Not far away, Hauville came to the village with a similar intent. Having grown up in France, she moved to Chicago, Ill., and planned to have a career in marketing and sales following her business studies. Hauville fell in love with the city and eventually obtained an employer sponsorship visa, which eventually led to getting a green card.
After staying in Chicago for 12 years, Hauville moved to San Francisco, where she worked for a few more years. When the Covid-19 pandemic hit, she moved down the coast to live on Country Flat Farm in Big Sur. That’s where she met her neighbor, farmer Charlie Cascio, who is also a cheesemaker and taught Hauville his craft, then invited her to take over his former job at Carmel Valley Ranch as its cheesemaker.
“After two years, I wanted to do my own thing and also make it more accessible
to everybody,” said Hauville. “Once I saw Rosie’s, I knew. It was so charming and
perfect, I just knew it was the right place.”

Fresh lemons
Formerly a post office, the small structure at 1 Esquiline Road in Carmel Valley
has been known as a meeting spot for locals since it was taken over in 1939 by William Irwin “Rosie” Henry and became Rosie’s Cracker Barrel. Rosie’s not only provided necessary items and food but created a cultural and social center for the area. Hauville wanted to have a similar space and add some of her own style and specialty with significant French flair.
The Carmel Valley Creamery is a family-friendly place for locals to come together, get a coffee, buy locally prepared food, and, most of all, enjoy freshly made cheese. For some families, the creamery is near where students are dropped off by the school bus, making it a convenient place to stop and chat over a latte or cappuccino.
Sunny Bakery Cafe and Carmel Valley Creamery pride themselves on shopping and selling local. Whether it’s Bejar using bags of Meyer lemons a neighbor brought in to make her delicious lemon pound cake, or Hauville using Alta Roasting Co. coffee from Santa Cruz, Woven Herbs tea from Big Sur and Ad Astra Bread Co. pastries, they support other small businesses.

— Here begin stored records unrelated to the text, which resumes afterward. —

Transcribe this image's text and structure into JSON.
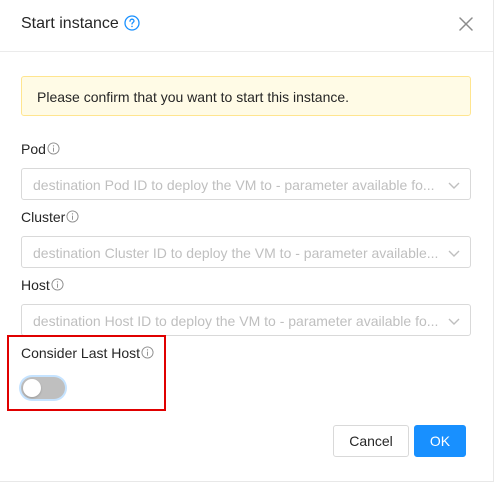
{
  "dialog": {
    "title": "Start instance",
    "alert_text": "Please confirm that you want to start this instance.",
    "fields": {
      "pod": {
        "label": "Pod",
        "placeholder": "destination Pod ID to deploy the VM to - parameter available fo..."
      },
      "cluster": {
        "label": "Cluster",
        "placeholder": "destination Cluster ID to deploy the VM to - parameter available..."
      },
      "host": {
        "label": "Host",
        "placeholder": "destination Host ID to deploy the VM to - parameter available fo..."
      },
      "consider_last_host": {
        "label": "Consider Last Host",
        "value": false
      }
    },
    "buttons": {
      "cancel": "Cancel",
      "ok": "OK"
    }
  },
  "colors": {
    "primary": "#1890ff",
    "alert_bg": "#fffbe6",
    "alert_border": "#ffe58f",
    "highlight_border": "#e00000",
    "switch_off": "#bfbfbf"
  },
  "icons": [
    "question-circle-icon",
    "close-icon",
    "info-circle-icon",
    "chevron-down-icon"
  ]
}
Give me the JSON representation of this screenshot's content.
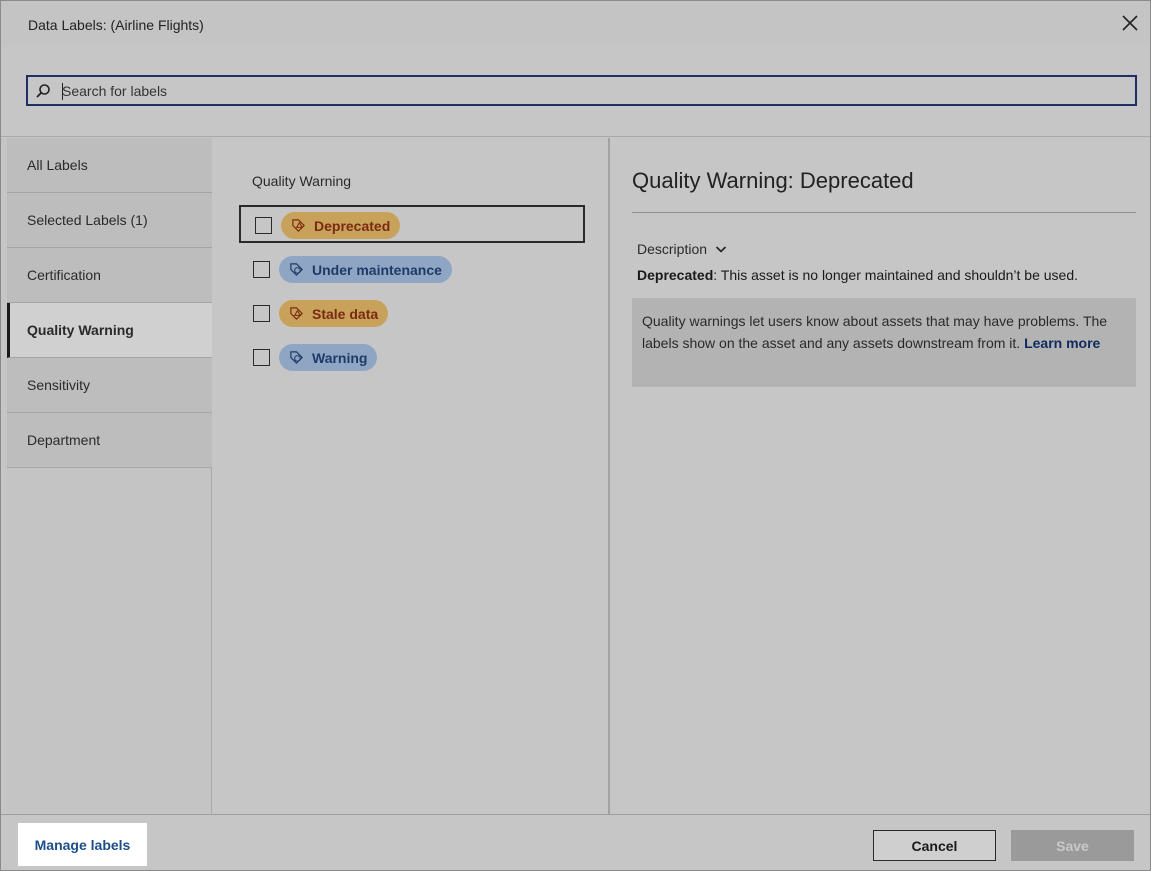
{
  "dialog": {
    "title": "Data Labels: (Airline Flights)"
  },
  "search": {
    "placeholder": "Search for labels",
    "value": ""
  },
  "sidebar": {
    "items": [
      {
        "label": "All Labels",
        "active": false
      },
      {
        "label": "Selected Labels (1)",
        "active": false
      },
      {
        "label": "Certification",
        "active": false
      },
      {
        "label": "Quality Warning",
        "active": true
      },
      {
        "label": "Sensitivity",
        "active": false
      },
      {
        "label": "Department",
        "active": false
      }
    ]
  },
  "labels_panel": {
    "group_title": "Quality Warning",
    "labels": [
      {
        "name": "Deprecated",
        "icon": "warning-tag-icon",
        "variant": "warn",
        "checked": false,
        "focused": true
      },
      {
        "name": "Under maintenance",
        "icon": "info-tag-icon",
        "variant": "info",
        "checked": false,
        "focused": false
      },
      {
        "name": "Stale data",
        "icon": "warning-tag-icon",
        "variant": "warn",
        "checked": false,
        "focused": false
      },
      {
        "name": "Warning",
        "icon": "info-tag-icon",
        "variant": "info",
        "checked": false,
        "focused": false
      }
    ]
  },
  "detail": {
    "title": "Quality Warning: Deprecated",
    "description_toggle": "Description",
    "description_term": "Deprecated",
    "description_text": ": This asset is no longer maintained and shouldn’t be used.",
    "info_text": "Quality warnings let users know about assets that may have problems. The labels show on the asset and any assets downstream from it.",
    "learn_more": "Learn more"
  },
  "footer": {
    "manage_label": "Manage labels",
    "cancel_label": "Cancel",
    "save_label": "Save"
  },
  "colors": {
    "warn_pill_bg": "#c8a25a",
    "warn_pill_text": "#7a2a12",
    "info_pill_bg": "#8ea6c4",
    "info_pill_text": "#1f3a66",
    "link": "#1d4e89",
    "search_border": "#1f2f66"
  }
}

Hauville said the most difficult part of cheesemaking is patience, a virtue both owners cited as a necessity in startibng their own businesses. And, although bringing their dreams to reality took a lot of time and work, Bejar and Hauville are extremely grateful for everyone who has helped them.

Sharing Techniques
They also agreed that one of the most important aspects of food service is its history. Sharing ideas, techniques and hints about ingredients has helped generations pass down so much tradition through food.
"I've alaways been very passionate about training people, teaching people and sharing what I know", said Bejar.
Similarly, Hauville implemented the idea of sharing the process into the creamery, which has large windows where guests can watch while she and her apprentice, Alexis Sabolsice, make cheese.
When customers see their food being prepared, it not only assures its quality but creates an even more hospitable environment and a connection to the people who make it.
Bejar and Hauville greatly value the feeling that their business are meeting places for local families, old friends, and all those who come through their doors.
By knowling people's names, remebering their orders and welcoming every customer, Sunny Bakery Cafe and Carmel Valley Creamery strive to maitain the closeness of people in Carmel Valley and hope to continue sustaining this special community through their love of food.